Under present circumstances, neither China nor Russia (both with serious economic troubles spiking in 2015) can bail out the island like the Soviets did during the 1960s-1980s and Venezuelan revolutionaries have done since 2000. This looming scenario pushes the geopolitical clock back to 1959 and leaves Cuba with no option but to look to the United States as a market and source of investments.
Men on horseback give no signs of dismounting. They are the guarantors of stability. Their interests have become so deeply intertwined with the economy that they are now, more than ever, the strongest pillar of the status quo. Recent estimates show that they control 70 percent of the economy.

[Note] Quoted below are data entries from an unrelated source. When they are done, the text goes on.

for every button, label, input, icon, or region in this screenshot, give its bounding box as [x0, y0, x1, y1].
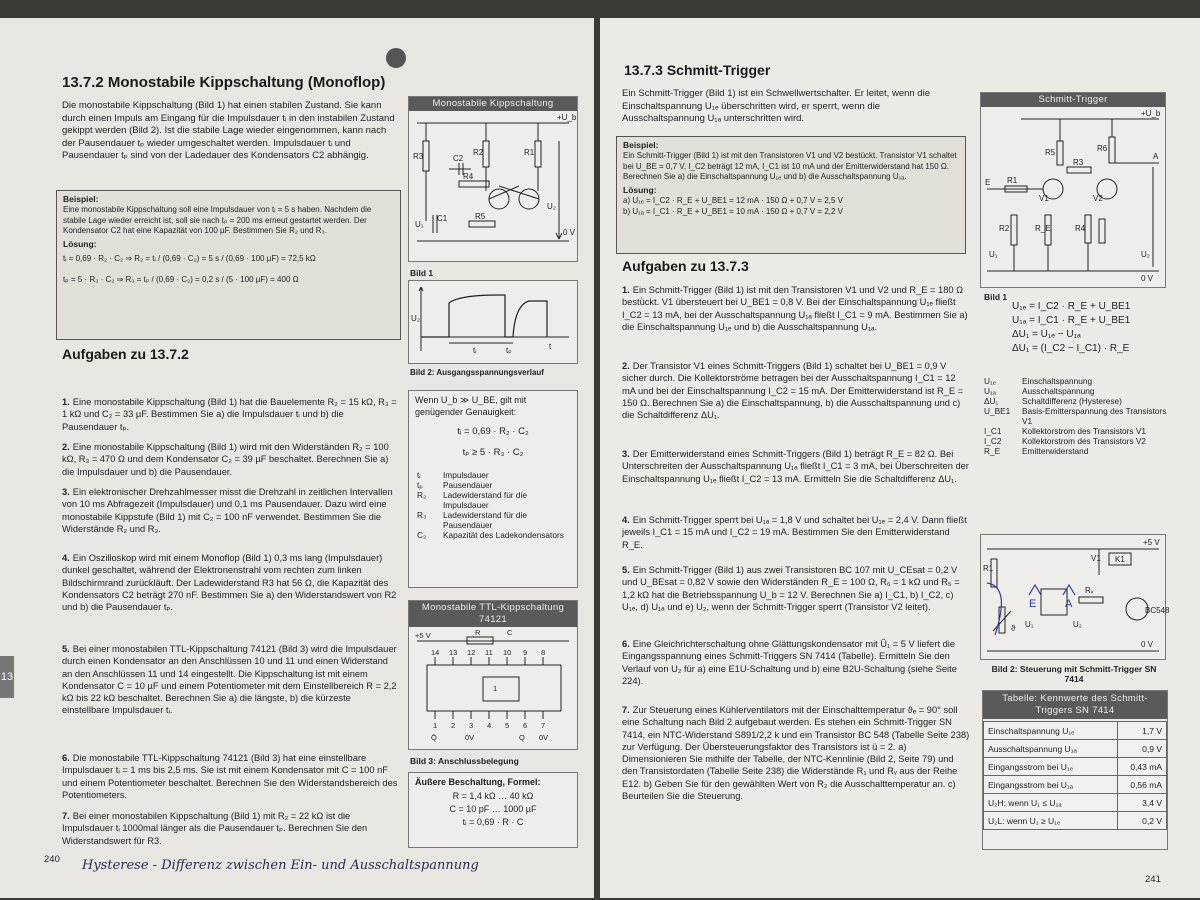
- svg-text:+U_b: +U_b: [557, 113, 577, 122]
- panel-title: Monostabile TTL-Kippschaltung 74121: [409, 601, 577, 627]
- output-voltage-graph: [409, 281, 577, 365]
- task-text: Eine monostabile Kippschaltung (Bild 1) wird mit den Widerständen R₂ = 100 kΩ, R₃ = 470 Ω und dem Kondensator C₂ = 39 µF beschaltet. Berechnen Sie a) die Impulsdauer und b) die Pausendauer.: [62, 442, 389, 477]
- svg-text:R1: R1: [983, 564, 994, 573]
- svg-text:V1: V1: [1091, 554, 1101, 563]
- task-number: 3.: [62, 487, 70, 497]
- svg-text:6: 6: [523, 721, 528, 730]
- task-number: 6.: [622, 639, 630, 649]
- task-text: Bei einer monostabilen Kippschaltung (Bild 1) mit R₂ = 22 kΩ ist die Impulsdauer tᵢ 1000mal länger als die Pausendauer tₚ. Berechnen Sie den Widerstandswert für R3.: [62, 811, 368, 846]
- panel-wiring: [408, 772, 578, 848]
- task-number: 5.: [622, 565, 630, 575]
- left-page: [0, 18, 594, 898]
- solution-label: Lösung:: [63, 239, 97, 250]
- task-text: Die monostabile TTL-Kippschaltung 74121 (Bild 3) hat eine einstellbare Impulsdauer tᵢ = 1 ms bis 2,5 ms. Sie ist mit einem Kondensator mit C = 100 nF und einem Potentiometer beschaltet. Berechnen Sie den Widerstandsbereich des Potentiometers.: [62, 753, 398, 800]
- svg-text:C1: C1: [437, 214, 448, 223]
- legend-symbol: ΔU₁: [984, 396, 999, 406]
- svg-text:5: 5: [505, 721, 510, 730]
- section-title: 13.7.2 Monostabile Kippschaltung (Monoflop): [62, 74, 386, 91]
- svg-text:U₁: U₁: [989, 250, 998, 259]
- page-number: 241: [1145, 874, 1161, 885]
- svg-text:BC548: BC548: [1145, 606, 1170, 615]
- table-row: [984, 758, 1167, 776]
- wiring-c-range: C = 10 pF … 1000 µF: [449, 804, 537, 814]
- svg-text:R2: R2: [473, 148, 484, 157]
- formula-line: ΔU₁ = U₁ₑ − U₁ₐ: [1012, 329, 1081, 340]
- svg-text:9: 9: [523, 648, 528, 657]
- legend-symbol: I_C2: [984, 436, 1002, 446]
- intro-text: Die monostabile Kippschaltung (Bild 1) hat einen stabilen Zustand. Sie kann durch einen Impuls am Eingang für die Impulsdauer tᵢ in den instabilen Zustand gekippt werden (Bild 2). Ist die stabile Lage wieder eingenommen, kann nach der Pausendauer tₚ wieder umgeschaltet werden. Impulsdauer tᵢ und Pausendauer tₚ sind von der Ladedauer des Kondensators C2 abhängig.: [62, 100, 395, 162]
- task-number: 2.: [622, 361, 630, 371]
- legend-row: [982, 436, 1172, 446]
- legend-row: [982, 426, 1172, 436]
- table-value: 0,43 mA: [1118, 758, 1167, 776]
- table-title: Tabelle: Kennwerte des Schmitt-Triggers SN 7414: [983, 691, 1167, 719]
- task-text: Ein Schmitt-Trigger sperrt bei U₁ₐ = 1,8 V und schaltet bei U₁ₑ = 2,4 V. Dann fließt jeweils I_C1 = 15 mA und I_C2 = 19 mA. Bestimmen Sie den Emitterwiderstand R_E.: [622, 515, 967, 550]
- task-number: 7.: [622, 705, 630, 715]
- task-text: Der Transistor V1 eines Schmitt-Triggers (Bild 1) schaltet bei U_BE1 = 0,9 V sicher durch. Die Kollektorströme betragen bei der Ausschaltspannung I_C1 = 12 mA und bei der Einschaltspannung I_C2 = 15 mA. Der Emitterwiderstand ist R_E = 150 Ω. Berechnen Sie a) die Einschaltspannung, b) die Ausschaltspannung und c) die Schaltdifferenz ΔU₁.: [622, 361, 964, 421]
- svg-text:tₚ: tₚ: [506, 346, 512, 355]
- svg-text:4: 4: [487, 721, 492, 730]
- legend-row: [982, 396, 1172, 406]
- svg-text:C2: C2: [453, 154, 464, 163]
- panel-title: Monostabile Kippschaltung: [409, 97, 577, 111]
- task-item: [62, 810, 400, 847]
- solution-label: Lösung:: [623, 185, 657, 196]
- svg-text:3: 3: [469, 721, 474, 730]
- table-value: 3,4 V: [1118, 794, 1167, 812]
- task-item: [622, 704, 970, 802]
- panel-formulas: [408, 390, 578, 588]
- svg-text:12: 12: [467, 648, 476, 657]
- handwritten-note: Hysterese - Differenz zwischen Ein- und Ausschaltspannung: [82, 858, 479, 873]
- task-text: Ein Schmitt-Trigger (Bild 1) ist mit den Transistoren V1 und V2 und R_E = 180 Ω bestückt. V1 übersteuert bei U_BE1 = 0,8 V. Bei der Einschaltspannung U₁ₑ fließt I_C2 = 13 mA, bei der Ausschaltspannung U₁ₐ fließt I_C1 = 9 mA. Bestimmen Sie a) die Einschaltspannung U₁ₑ und b) die Ausschaltspannung U₁ₐ.: [622, 285, 968, 332]
- svg-text:R1: R1: [1007, 176, 1018, 185]
- formula-line: U₁ₐ = I_C1 · R_E + U_BE1: [1012, 315, 1131, 326]
- task-item: [62, 396, 400, 433]
- wiring-title: Äußere Beschaltung, Formel:: [415, 777, 541, 787]
- task-number: 4.: [62, 553, 70, 563]
- legend-symbol: tᵢ: [417, 470, 421, 480]
- task-text: Ein Schmitt-Trigger (Bild 1) aus zwei Transistoren BC 107 mit U_CEsat = 0,2 V und U_BEsat = 0,82 V sowie den Widerständen R_E = 100 Ω, R₆ = 1 kΩ und R₅ = 1,2 kΩ hat die Betriebsspannung U_b = 12 V. Berechnen Sie a) I_C1, b) I_C2, c) U₁ₑ, d) U₁ₐ und e) U₂, wenn der Schmitt-Trigger sperrt (Transistor V2 leitet).: [622, 565, 960, 612]
- svg-text:2: 2: [451, 721, 456, 730]
- formula-legend: [982, 376, 1172, 456]
- svg-text:+U_b: +U_b: [1141, 109, 1161, 118]
- section-title: 13.7.3 Schmitt-Trigger: [624, 62, 771, 78]
- solution-line-2: b) U₁ₐ = I_C1 · R_E + U_BE1 = 10 mA · 150 Ω + 0,7 V = 2,2 V: [623, 206, 843, 216]
- legend-row: [982, 446, 1172, 456]
- task-text: Ein elektronischer Drehzahlmesser misst die Drehzahl in zeitlichen Intervallen von 10 ms Abfragezeit (Impulsdauer) und 0,1 ms Pausendauer. Dazu wird eine monostabile Kippstufe (Bild 1) mit C₂ = 100 nF verwendet. Bestimmen Sie die Widerstände R₂ und R₃.: [62, 487, 393, 534]
- svg-text:U₂: U₂: [1141, 250, 1150, 259]
- legend-symbol: I_C1: [984, 426, 1002, 436]
- task-text: Eine monostabile Kippschaltung (Bild 1) hat die Bauelemente R₂ = 15 kΩ, R₃ = 1 kΩ und C₂ = 33 µF. Bestimmen Sie a) die Impulsdauer tᵢ und b) die Pausendauer tₚ.: [62, 397, 397, 432]
- example-text: Ein Schmitt-Trigger (Bild 1) ist mit den Transistoren V1 und V2 bestückt. Transistor V1 schaltet bei U_BE = 0,7 V, I_C2 beträgt 12 mA, I_C1 ist 10 mA und der Emitterwiderstand hat 150 Ω. Berechnen Sie a) die Einschaltspannung U₁ₑ und b) die Ausschaltspannung U₁ₐ.: [623, 151, 957, 181]
- legend-description: Impulsdauer: [443, 470, 489, 480]
- tasks-heading: Aufgaben zu 13.7.2: [62, 346, 189, 362]
- intro-text: Ein Schmitt-Trigger (Bild 1) ist ein Schwellwertschalter. Er leitet, wenn die Einschaltspannung U₁ₑ überschritten wird, er sperrt, wenn die Ausschaltspannung U₁ₐ unterschritten wird.: [622, 88, 930, 125]
- svg-text:7: 7: [541, 721, 546, 730]
- svg-text:+5 V: +5 V: [415, 631, 431, 640]
- legend-description: Ladewiderstand für die Pausendauer: [443, 510, 527, 530]
- legend-symbol: tₚ: [417, 480, 423, 490]
- svg-text:8: 8: [541, 648, 546, 657]
- svg-text:R6: R6: [1097, 144, 1108, 153]
- panel-monoflop: [408, 96, 578, 262]
- example-box: [616, 136, 966, 254]
- panel-title: Schmitt-Trigger: [981, 93, 1165, 107]
- task-text: Ein Oszilloskop wird mit einem Monoflop (Bild 1) 0,3 ms lang (Impulsdauer) dunkel geschaltet, während der Elektronenstrahl vom rechten zum linken Bildschirmrand zurückläuft. Der Ladewiderstand R3 hat 56 Ω, die Kapazität des Kondensators C2 beträgt 270 nF. Bestimmen Sie a) den Widerstandswert von R2 und b) die Pausendauer tₚ.: [62, 553, 397, 613]
- wiring-r-range: R = 1,4 kΩ … 40 kΩ: [452, 791, 534, 801]
- example-heading: Beispiel:: [63, 194, 99, 204]
- svg-text:Q: Q: [519, 733, 525, 742]
- solution-line-2: tₚ = 5 · R₃ · C₂ ⇒ R₃ = tₚ / (0,69 · C₂) = 0,2 s / (5 · 100 µF) = 400 Ω: [63, 274, 299, 284]
- svg-text:U₁: U₁: [415, 220, 424, 229]
- table-key: Eingangsstrom bei U₁ₑ: [984, 758, 1118, 776]
- task-number: 1.: [622, 285, 630, 295]
- task-item: [622, 448, 970, 485]
- panel-fan-control: [980, 534, 1170, 660]
- svg-text:14: 14: [431, 648, 440, 657]
- svg-text:A: A: [1065, 598, 1073, 610]
- legend-description: Basis-Emitterspannung des Transistors V1: [1022, 406, 1167, 426]
- svg-text:R2: R2: [999, 224, 1010, 233]
- svg-text:11: 11: [485, 648, 493, 657]
- sn7414-table: [983, 721, 1167, 830]
- legend-row: [982, 406, 1172, 426]
- svg-text:K1: K1: [1115, 555, 1125, 564]
- svg-text:R4: R4: [463, 172, 474, 181]
- fan-control-circuit-diagram: [981, 535, 1170, 659]
- svg-text:+5 V: +5 V: [1143, 538, 1160, 547]
- formula-intro: Wenn U_b ≫ U_BE, gilt mit genügender Genauigkeit:: [415, 395, 527, 417]
- example-text: Eine monostabile Kippschaltung soll eine Impulsdauer von tᵢ = 5 s haben. Nachdem die stabile Lage wieder erreicht ist, soll sie nach tₚ = 200 ms erneut gestartet werden. Der Kondensator C2 hat eine Kapazität von 100 µF. Bestimmen Sie R₂ und R₃.: [63, 205, 372, 235]
- chapter-tab: 13: [0, 656, 14, 698]
- legend-symbol: U_BE1: [984, 406, 1011, 416]
- legend-symbol: U₁ₐ: [984, 386, 996, 396]
- legend-description: Schaltdifferenz (Hysterese): [1022, 396, 1122, 406]
- svg-text:U₂: U₂: [547, 202, 556, 211]
- svg-text:U₂: U₂: [411, 314, 420, 323]
- task-item: [622, 564, 970, 613]
- legend-description: Kollektorstrom des Transistors V1: [1022, 426, 1147, 436]
- formula-legend: [415, 470, 571, 540]
- legend-row: [415, 480, 571, 490]
- legend-description: Ausschaltspannung: [1022, 386, 1095, 396]
- task-number: 2.: [62, 442, 70, 452]
- svg-text:10: 10: [503, 648, 512, 657]
- solution-line-1: tᵢ = 0,69 · R₂ · C₂ ⇒ R₂ = tᵢ / (0,69 · C₂) = 5 s / (0,69 · 100 µF) = 72,5 kΩ: [63, 254, 316, 264]
- task-text: Zur Steuerung eines Kühlerventilators mit der Einschalttemperatur ϑₑ = 90° soll eine Schaltung nach Bild 2 aufgebaut werden. Es stehen ein Schmitt-Trigger SN 7414, ein NTC-Widerstand S891/2,2 k und ein Transistor BC 548 (Tabelle Seite 238) zur Verfügung. Der Übersteuerungsfaktor des Transistors ist ü = 2. a) Dimensionieren Sie mithilfe der Tabelle, der NTC-Kennlinie (Bild 2, Seite 79) und den Transistordaten (Tabelle Seite 238) die Widerstände R₁ und Rᵥ aus der Reihe E12. b) Geben Sie für den gewählten Wert von R₂ die Ausschalttemperatur an. c) Beurteilen Sie die Steuerung.: [622, 705, 970, 802]
- svg-text:tᵢ: tᵢ: [473, 346, 477, 355]
- legend-symbol: U₁ₑ: [984, 376, 996, 386]
- legend-row: [415, 510, 571, 530]
- solution-line-1: a) U₁ₑ = I_C2 · R_E + U_BE1 = 12 mA · 150 Ω + 0,7 V = 2,5 V: [623, 196, 843, 206]
- svg-text:0V: 0V: [465, 733, 475, 742]
- figure-2-caption: Bild 2: Ausgangsspannungsverlauf: [410, 368, 544, 377]
- legend-description: Pausendauer: [443, 480, 493, 490]
- svg-text:13: 13: [449, 648, 458, 657]
- svg-text:ϑ: ϑ: [1011, 624, 1016, 633]
- task-item: [622, 638, 970, 687]
- table-value: 0,9 V: [1118, 740, 1167, 758]
- svg-text:R1: R1: [524, 148, 535, 157]
- legend-symbol: R₃: [417, 510, 427, 520]
- svg-text:U₂: U₂: [1073, 620, 1082, 629]
- legend-description: Emitterwiderstand: [1022, 446, 1089, 456]
- panel-output-voltage: [408, 280, 578, 364]
- monoflop-circuit-diagram: [409, 111, 577, 261]
- task-number: 3.: [622, 449, 630, 459]
- task-item: [622, 514, 970, 551]
- svg-text:0V: 0V: [539, 733, 549, 742]
- panel-schmitt-trigger: [980, 92, 1166, 288]
- svg-text:R5: R5: [475, 212, 486, 221]
- task-number: 7.: [62, 811, 70, 821]
- svg-text:Rᵥ: Rᵥ: [1085, 586, 1094, 595]
- task-number: 1.: [62, 397, 70, 407]
- task-item: [62, 552, 400, 613]
- formula-impulse: tᵢ = 0,69 · R₂ · C₂: [457, 426, 529, 437]
- tasks-heading: Aufgaben zu 13.7.3: [622, 258, 749, 274]
- figure-3-caption: Bild 3: Anschlussbelegung: [410, 756, 519, 766]
- table-row: [984, 740, 1167, 758]
- table-key: Eingangsstrom bei U₁ₐ: [984, 776, 1118, 794]
- panel-ttl-74121: [408, 600, 578, 750]
- svg-text:U₁: U₁: [1025, 620, 1034, 629]
- table-row: [984, 812, 1167, 830]
- task-number: 6.: [62, 753, 70, 763]
- legend-description: Einschaltspannung: [1022, 376, 1093, 386]
- svg-text:R: R: [475, 628, 481, 637]
- figure-1-caption: Bild 1: [984, 292, 1008, 302]
- svg-text:E: E: [985, 178, 991, 187]
- task-item: [622, 360, 970, 421]
- formula-pause: tₚ ≥ 5 · R₃ · C₂: [462, 447, 524, 458]
- legend-symbol: C₂: [417, 530, 427, 540]
- right-page: [600, 18, 1200, 898]
- legend-description: Kapazität des Ladekondensators: [443, 530, 564, 540]
- svg-text:E: E: [1029, 598, 1037, 610]
- table-row: [984, 794, 1167, 812]
- legend-description: Ladewiderstand für die Impulsdauer: [443, 490, 527, 510]
- legend-row: [982, 386, 1172, 396]
- svg-text:0 V: 0 V: [1141, 640, 1154, 649]
- task-item: [622, 284, 970, 333]
- table-key: U₂H: wenn U₁ ≤ U₁ₐ: [984, 794, 1118, 812]
- table-value: 0,2 V: [1118, 812, 1167, 830]
- task-item: [62, 643, 400, 717]
- svg-text:0 V: 0 V: [1141, 274, 1154, 283]
- svg-text:1: 1: [493, 684, 498, 693]
- table-row: [984, 722, 1167, 740]
- schmitt-trigger-circuit-diagram: [981, 107, 1165, 287]
- wiring-formula: tᵢ = 0,69 · R · C: [462, 817, 524, 827]
- figure-2-caption: Bild 2: Steuerung mit Schmitt-Trigger SN 7414: [991, 664, 1157, 684]
- panel-sn7414-table: [982, 690, 1168, 850]
- table-value: 0,56 mA: [1118, 776, 1167, 794]
- task-number: 4.: [622, 515, 630, 525]
- task-item: [62, 441, 400, 478]
- table-row: [984, 776, 1167, 794]
- table-value: 1,7 V: [1118, 722, 1167, 740]
- task-item: [62, 752, 400, 801]
- example-heading: Beispiel:: [623, 140, 659, 150]
- formula-block: [1012, 300, 1172, 356]
- figure-1-caption: Bild 1: [410, 268, 434, 278]
- task-text: Bei einer monostabilen TTL-Kippschaltung 74121 (Bild 3) wird die Impulsdauer durch einen Kondensator an den Anschlüssen 10 und 11 und einen Widerstand an den Anschlüssen 11 und 14 eingestellt. Die Kippschaltung ist mit einem Kondensator C = 10 µF und einem Potentiometer mit dem Einstellbereich R = 2,2 kΩ bis 22 kΩ beschaltet. Berechnen Sie a) die längste, b) die kürzeste einstellbare Impulsdauer tᵢ.: [62, 644, 397, 716]
- table-key: U₂L: wenn U₁ ≥ U₁ₑ: [984, 812, 1118, 830]
- svg-text:R4: R4: [1075, 224, 1086, 233]
- legend-row: [415, 490, 571, 510]
- svg-text:C: C: [507, 628, 513, 637]
- svg-text:R5: R5: [1045, 148, 1056, 157]
- svg-text:R_E: R_E: [1035, 224, 1051, 233]
- punch-hole: [386, 48, 406, 68]
- page-number: 240: [44, 854, 60, 865]
- legend-row: [415, 470, 571, 480]
- table-key: Einschaltspannung U₁ₑ: [984, 722, 1118, 740]
- task-text: Der Emitterwiderstand eines Schmitt-Triggers (Bild 1) beträgt R_E = 82 Ω. Bei Unterschreiten der Ausschaltspannung U₁ₐ fließt I_C1 = 3 mA, bei Überschreiten der Einschaltspannung U₁ₑ fließt I_C2 = 13 mA. Ermitteln Sie die Schaltdifferenz ΔU₁.: [622, 449, 969, 484]
- svg-text:R3: R3: [413, 152, 424, 161]
- svg-text:V1: V1: [1039, 194, 1049, 203]
- formula-line: U₁ₑ = I_C2 · R_E + U_BE1: [1012, 301, 1131, 312]
- legend-row: [415, 530, 571, 540]
- legend-description: Kollektorstrom des Transistors V2: [1022, 436, 1147, 446]
- svg-text:V2: V2: [1093, 194, 1103, 203]
- table-key: Ausschaltspannung U₁ₐ: [984, 740, 1118, 758]
- svg-text:1: 1: [433, 721, 438, 730]
- legend-symbol: R_E: [984, 446, 1001, 456]
- svg-text:A: A: [1153, 152, 1159, 161]
- example-box: [56, 190, 401, 340]
- task-text: Eine Gleichrichterschaltung ohne Glättungskondensator mit Û₁ = 5 V liefert die Eingangsspannung eines Schmitt-Triggers SN 7414 (Tabelle). Ermitteln Sie den Verlauf von U₂ für a) eine E1U-Schaltung und b) eine B2U-Schaltung (siehe Seite 224).: [622, 639, 957, 686]
- ttl-74121-pinout-diagram: [409, 627, 577, 749]
- svg-text:0 V: 0 V: [563, 228, 576, 237]
- task-item: [62, 486, 400, 535]
- task-number: 5.: [62, 644, 70, 654]
- svg-text:R3: R3: [1073, 158, 1084, 167]
- legend-symbol: R₂: [417, 490, 427, 500]
- svg-text:Q̄: Q̄: [431, 733, 437, 742]
- formula-line: ΔU₁ = (I_C2 − I_C1) · R_E: [1012, 343, 1130, 354]
- svg-text:t: t: [549, 342, 552, 351]
- legend-row: [982, 376, 1172, 386]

The repressive forces of the Interior Ministry, meanwhile, are vital to the preservation of social peace and political uniformity.
One of the saddest ironies of the unfolding rapprochement, so festively received by the American and international left, is that the success of the gathering wave of U.S. investments will depend on the continuation of a repressive regime that forbids workers from striking and pays them only 5 percent of what foreign corporations pay the Cuban state for the right to hire them. If the geopolitical clock is back to 1959, the social and economic clocks are being reset further back, to 1898.
The Seven Threads not only remain vital but prove helpful in understanding current changes and foreseeable scenarios. The success of U.S. business enterprises in Cuba depends on the freezing of the revolutionary pendulum in its current pragmatist pole. U.S. business success also depends on the continuation of authoritarian rule, while the retention of power by Cuba’s revolutionary elites hinges on the anticipated U.S.-capital-driven economic growth.
The long ninety miles have been temporarily shortened and are likely to continue moving in that direction as reflection of a new symbiosis between U.S. capital and the Cuban regime. Raúl Castro’s replacement, the future first man, even if Díaz-Canel is selected president, will possibly be a men-on-horseback junta composed of officers from the armed forces and the intelligence sector. Martí’s civilianist and national sovereignty principles will not be erased but it may take decades before they ratoon and bear fruit.
The fact that the alliance with Venezuela is likely implode in the near future spells economic woes for Cuba; the growing Venezuelan opposition has vowed to end all subsidies for Cuba and to repatriate Cuban medical workers and intelligence officers, whose services have become one of Cuba’s largest sources of revenue. These likely scenarios spell the end of triangulation strategies which have long pitted the United Sates against Venezuela. A debilitated China and Russia are unlikely to pull Cuba into their orbits any time soon.
The persistent plantation has proven that its social, cultural, and political ramifications outlived the demise of the sugar industry. However, the restoration of King Sugar should not be dismissed, particularly if the exile sugar aristocracy has it its way.
Lastly, looming economic and foreign relations realities promise to expand the distance between the two Cubas, which coexist on the island, one sustained by profits from partnerships of an enclave economy, the other barely subsisting from the crumbs of an economy of kiosks. Cuba is back to square one.